About My Work

I am a psychotherapist working primarily with a relational model with families affected by divorce and separation. For quite some time I thought I was working with something called ‘parental alienation’ which is a label applied to situations where a child rejects a parent after divorce and separation.

It was only through my curiosity, about the label parental alienation and the theory behind it, that I came to realise that what I am really working with is Childhood Relational Trauma, in which children of divorce and separation, become triangulated into the adult drama of relationship dissolution.

In 2019, I began to examine the theory of parental alienation and recognised that as a psychotherapist, there was nothing in that theory which could teach me how to work with alienated children. As such, I had reached a cul de sac in my learning journey, which left me feeling frustrated, as a therapist I needed more, I didn’t need to learn about the problem, I need to understand how to treat it. In late 2019 therefore, as the Pandemic hit the world, I returned to my roots and began a journey of discovery along with my husband Nick Woodall, with whom I have worked for many years. Retracing our steps back through the psychological literature, we discovered together that our background training in humanistic and psychodynamic therapy and our shared interest in Object Relations Theory, held all the answers we needed to build a therapeutic treatment route for alienated children and their families.

This discovery heralded a new way of thinking and working with the problem which is still popularly called parental alienation but which is much better described clinically as a Childhood Relational Trauma. This is the journey that I continue on with, building a theoretical framework which is rooted in an understanding of the trauma impacting upon the child which is at the heart of this problem.

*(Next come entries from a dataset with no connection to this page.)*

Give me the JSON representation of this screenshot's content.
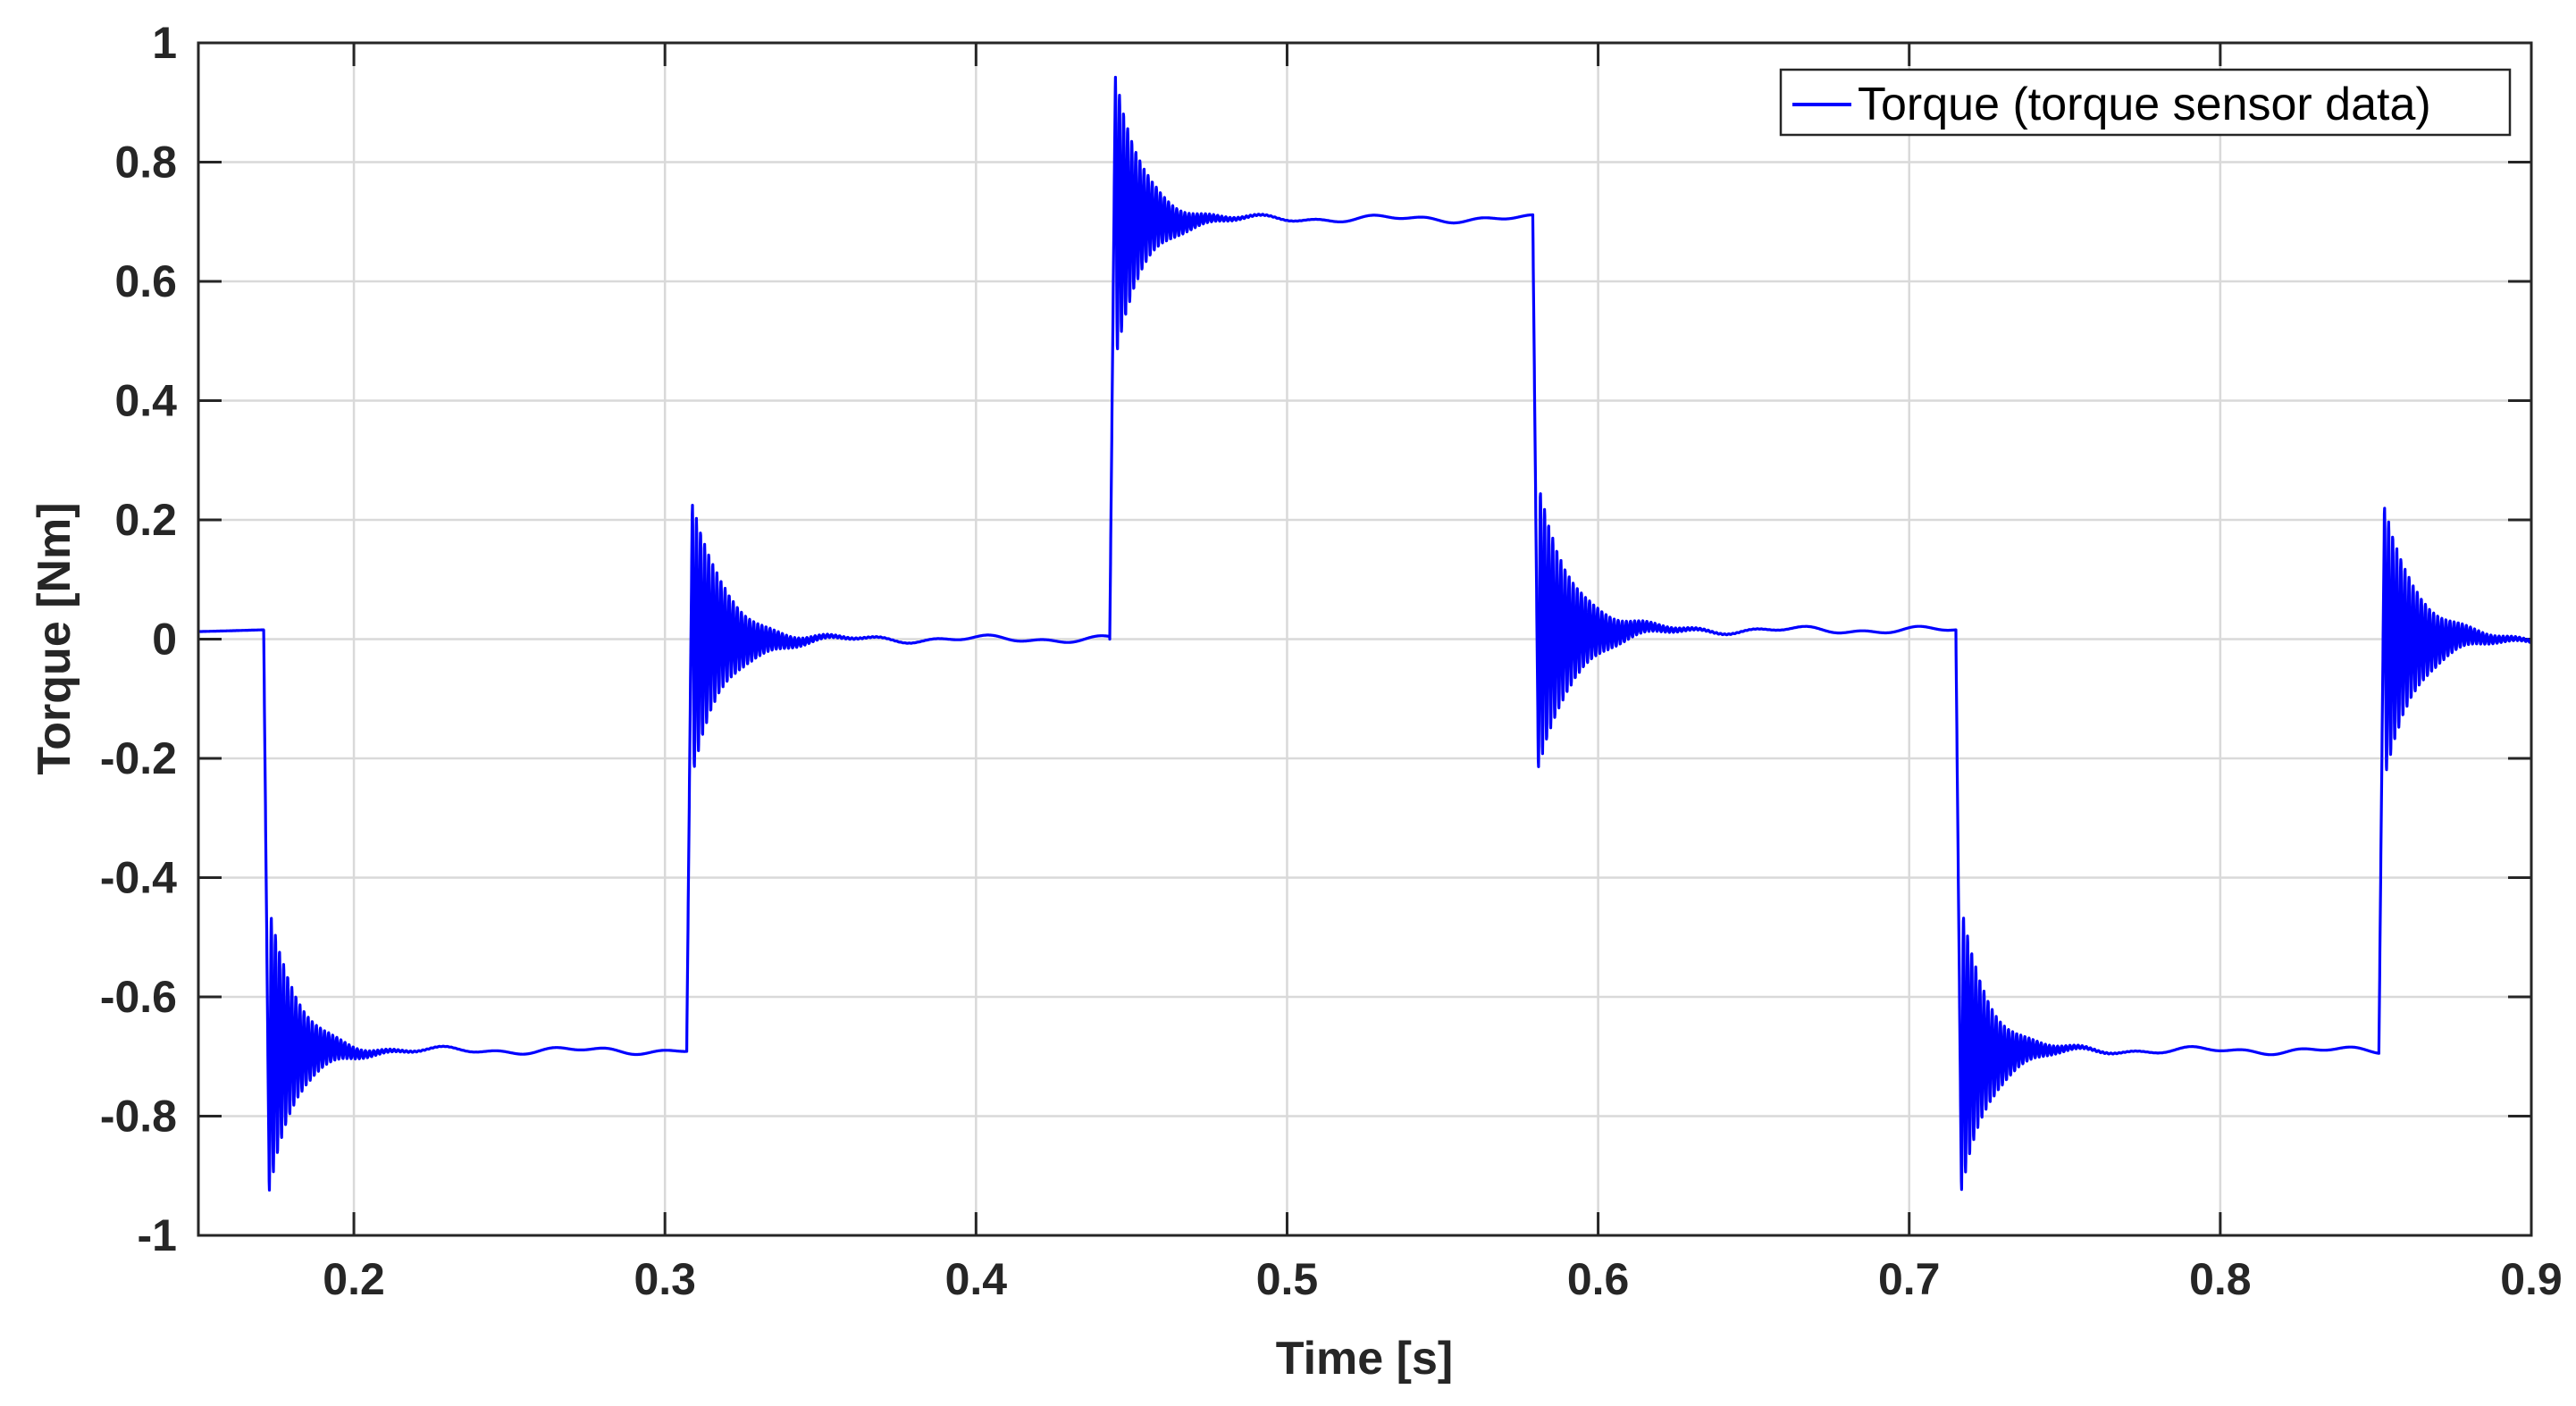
{
  "chart_data": {
    "type": "line",
    "xlabel": "Time [s]",
    "ylabel": "Torque [Nm]",
    "xlim": [
      0.15,
      0.9
    ],
    "ylim": [
      -1,
      1
    ],
    "x_ticks": [
      0.2,
      0.3,
      0.4,
      0.5,
      0.6,
      0.7,
      0.8,
      0.9
    ],
    "x_tick_labels": [
      "0.2",
      "0.3",
      "0.4",
      "0.5",
      "0.6",
      "0.7",
      "0.8",
      "0.9"
    ],
    "y_ticks": [
      -1,
      -0.8,
      -0.6,
      -0.4,
      -0.2,
      0,
      0.2,
      0.4,
      0.6,
      0.8,
      1
    ],
    "y_tick_labels": [
      "-1",
      "-0.8",
      "-0.6",
      "-0.4",
      "-0.2",
      "0",
      "0.2",
      "0.4",
      "0.6",
      "0.8",
      "1"
    ],
    "grid": true,
    "legend_position": "top-right",
    "series": [
      {
        "name": "Torque (torque sensor data)",
        "color": "#0000ff",
        "segments": [
          {
            "t_start": 0.15,
            "t_end": 0.171,
            "from": 0.015,
            "level": 0.015,
            "peak": 0.015,
            "decay": 0.01
          },
          {
            "t_start": 0.171,
            "t_end": 0.307,
            "from": 0.015,
            "level": -0.69,
            "peak": -0.93,
            "decay": 0.0085
          },
          {
            "t_start": 0.307,
            "t_end": 0.443,
            "from": -0.69,
            "level": 0.0,
            "peak": 0.23,
            "decay": 0.01
          },
          {
            "t_start": 0.443,
            "t_end": 0.579,
            "from": 0.0,
            "level": 0.705,
            "peak": 0.945,
            "decay": 0.0085
          },
          {
            "t_start": 0.579,
            "t_end": 0.715,
            "from": 0.705,
            "level": 0.015,
            "peak": -0.225,
            "decay": 0.0105
          },
          {
            "t_start": 0.715,
            "t_end": 0.851,
            "from": 0.015,
            "level": -0.69,
            "peak": -0.93,
            "decay": 0.0085
          },
          {
            "t_start": 0.851,
            "t_end": 0.9,
            "from": -0.69,
            "level": 0.0,
            "peak": 0.23,
            "decay": 0.01
          }
        ],
        "ringing_frequency_hz": 760
      }
    ]
  }
}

The label parental alienation is something I do not use anymore, largely because it is unnecessary in my work which is rooted in the psychological literature and because doing so does not lead me anywhere in terms of treatment. I do not think it leads parents anywhere in terms of helping their children to recover from the trauma they have suffered either.

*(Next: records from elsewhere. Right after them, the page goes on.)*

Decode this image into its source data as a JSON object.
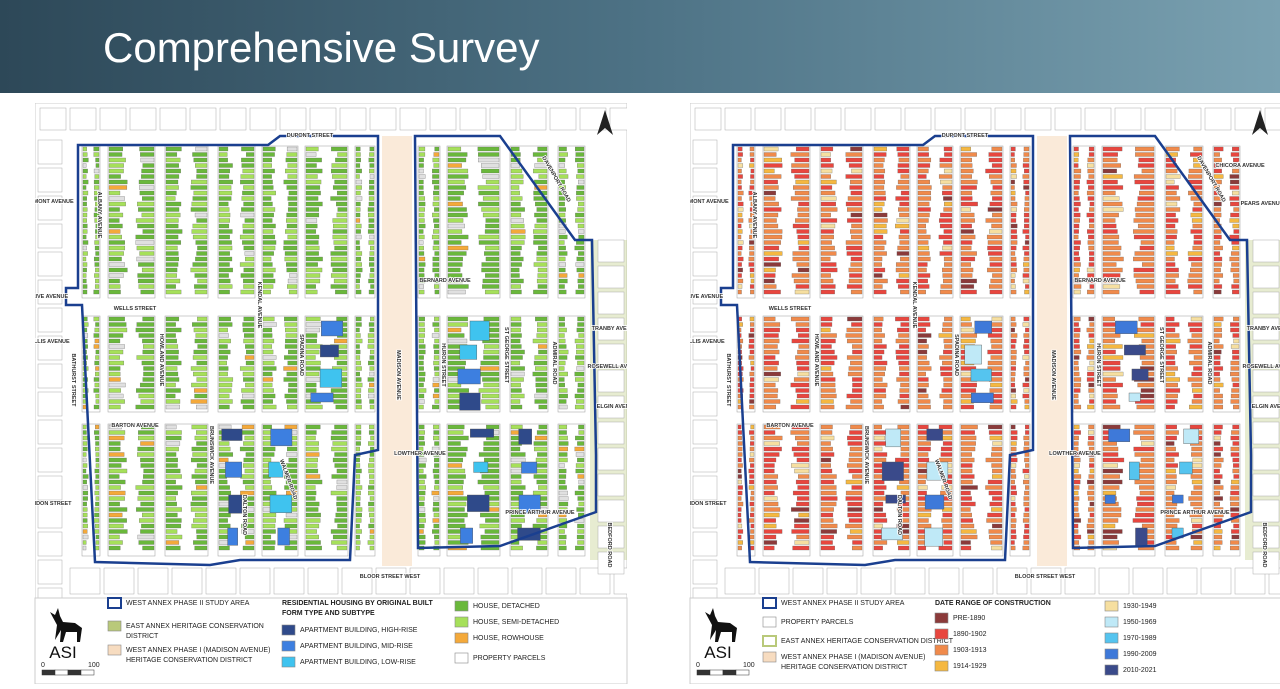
{
  "header": {
    "title": "Comprehensive Survey"
  },
  "maps": [
    {
      "streets": [
        "DUPONT STREET",
        "VERMONT AVENUE",
        "ALBANY AVENUE",
        "OLIVE AVENUE",
        "WELLS STREET",
        "FOLLIS AVENUE",
        "BATHURST STREET",
        "HOWLAND AVENUE",
        "BARTON AVENUE",
        "BRUNSWICK AVENUE",
        "KENDAL AVENUE",
        "SPADINA ROAD",
        "MADISON AVENUE",
        "HURON STREET",
        "ST GEORGE STREET",
        "ADMIRAL ROAD",
        "BERNARD AVENUE",
        "LOWTHER AVENUE",
        "PRINCE ARTHUR AVENUE",
        "BLOOR STREET WEST",
        "LONDON STREET",
        "WALMER ROAD",
        "DALTON ROAD",
        "BEDFORD ROAD",
        "DAVENPORT ROAD",
        "TRANBY AVENUE",
        "ROSEWELL AVENUE",
        "ELGIN AVENUE"
      ],
      "logo": "ASI",
      "scale": [
        0,
        100
      ],
      "legend": {
        "boundaries": [
          {
            "label": [
              "WEST ANNEX PHASE II STUDY AREA"
            ],
            "color": "#1a3f8f"
          },
          {
            "label": [
              "EAST ANNEX HERITAGE CONSERVATION",
              "DISTRICT"
            ],
            "color": "#b9c97a"
          },
          {
            "label": [
              "WEST ANNEX PHASE I (MADISON AVENUE)",
              "HERITAGE CONSERVATION DISTRICT"
            ],
            "color": "#f7dcc0"
          }
        ],
        "heading": [
          "RESIDENTIAL HOUSING BY ORIGINAL BUILT",
          "FORM TYPE AND SUBTYPE"
        ],
        "items": [
          {
            "label": [
              "APARTMENT BUILDING, HIGH-RISE"
            ],
            "color": "#2f4a8a"
          },
          {
            "label": [
              "APARTMENT BUILDING, MID-RISE"
            ],
            "color": "#3d7fe0"
          },
          {
            "label": [
              "APARTMENT BUILDING, LOW-RISE"
            ],
            "color": "#3fc3ef"
          },
          {
            "label": [
              "HOUSE, DETACHED"
            ],
            "color": "#6ab83b"
          },
          {
            "label": [
              "HOUSE, SEMI-DETACHED"
            ],
            "color": "#a6e05a"
          },
          {
            "label": [
              "HOUSE, ROWHOUSE"
            ],
            "color": "#f4a93a"
          },
          {
            "label": [
              "PROPERTY PARCELS"
            ],
            "color": "#ffffff"
          }
        ]
      }
    },
    {
      "streets": [
        "DUPONT STREET",
        "VERMONT AVENUE",
        "ALBANY AVENUE",
        "OLIVE AVENUE",
        "WELLS STREET",
        "FOLLIS AVENUE",
        "BATHURST STREET",
        "HOWLAND AVENUE",
        "BARTON AVENUE",
        "BRUNSWICK AVENUE",
        "KENDAL AVENUE",
        "SPADINA ROAD",
        "MADISON AVENUE",
        "HURON STREET",
        "ST GEORGE STREET",
        "ADMIRAL ROAD",
        "BERNARD AVENUE",
        "LOWTHER AVENUE",
        "PRINCE ARTHUR AVENUE",
        "BLOOR STREET WEST",
        "LONDON STREET",
        "WALMER ROAD",
        "DALTON ROAD",
        "BEDFORD ROAD",
        "DAVENPORT ROAD",
        "TRANBY AVENUE",
        "ROSEWELL AVENUE",
        "ELGIN AVENUE",
        "CHICORA AVENUE",
        "PEARS AVENUE"
      ],
      "logo": "ASI",
      "scale": [
        0,
        100
      ],
      "legend": {
        "boundaries": [
          {
            "label": [
              "WEST ANNEX PHASE II STUDY AREA"
            ],
            "color": "#1a3f8f"
          },
          {
            "label": [
              "PROPERTY PARCELS"
            ],
            "color": "#ffffff"
          },
          {
            "label": [
              "EAST ANNEX HERITAGE CONSERVATION DISTRICT"
            ],
            "color": "#b9c97a"
          },
          {
            "label": [
              "WEST ANNEX PHASE I (MADISON AVENUE)",
              "HERITAGE CONSERVATION DISTRICT"
            ],
            "color": "#f7dcc0"
          }
        ],
        "heading": [
          "DATE RANGE OF CONSTRUCTION"
        ],
        "items": [
          {
            "label": [
              "PRE-1890"
            ],
            "color": "#8b3a3a"
          },
          {
            "label": [
              "1890-1902"
            ],
            "color": "#e8463e"
          },
          {
            "label": [
              "1903-1913"
            ],
            "color": "#f08a4b"
          },
          {
            "label": [
              "1914-1929"
            ],
            "color": "#f5b841"
          },
          {
            "label": [
              "1930-1949"
            ],
            "color": "#f6dfa0"
          },
          {
            "label": [
              "1950-1969"
            ],
            "color": "#bfe9f7"
          },
          {
            "label": [
              "1970-1989"
            ],
            "color": "#55c4ef"
          },
          {
            "label": [
              "1990-2009"
            ],
            "color": "#3e79d9"
          },
          {
            "label": [
              "2010-2021"
            ],
            "color": "#3a4a8a"
          }
        ]
      }
    }
  ]
}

My work with families is about healing, it is about helping families to understand the trauma they have suffered and through understanding that and making it conscious in the family system, freeing themselves from the longer term impacts. My work with children is about healing the splitting which causes an alienation of the self from the self, a trauma reaction which is, I would argue, almost inevitable for some of these children.

My longer term goals, alongside the work I am doing with Nick Woodall, are to build a full package of therapeutic interventions which can be used by other practitioners to heal children of divorce and separation from the trauma they are suffering or have suffered in the past. In doing this, our goal is to illuminate fully, to beam a light upon, the childhood relational trauma which has been suffered by so many children of divorce and separation over many decades.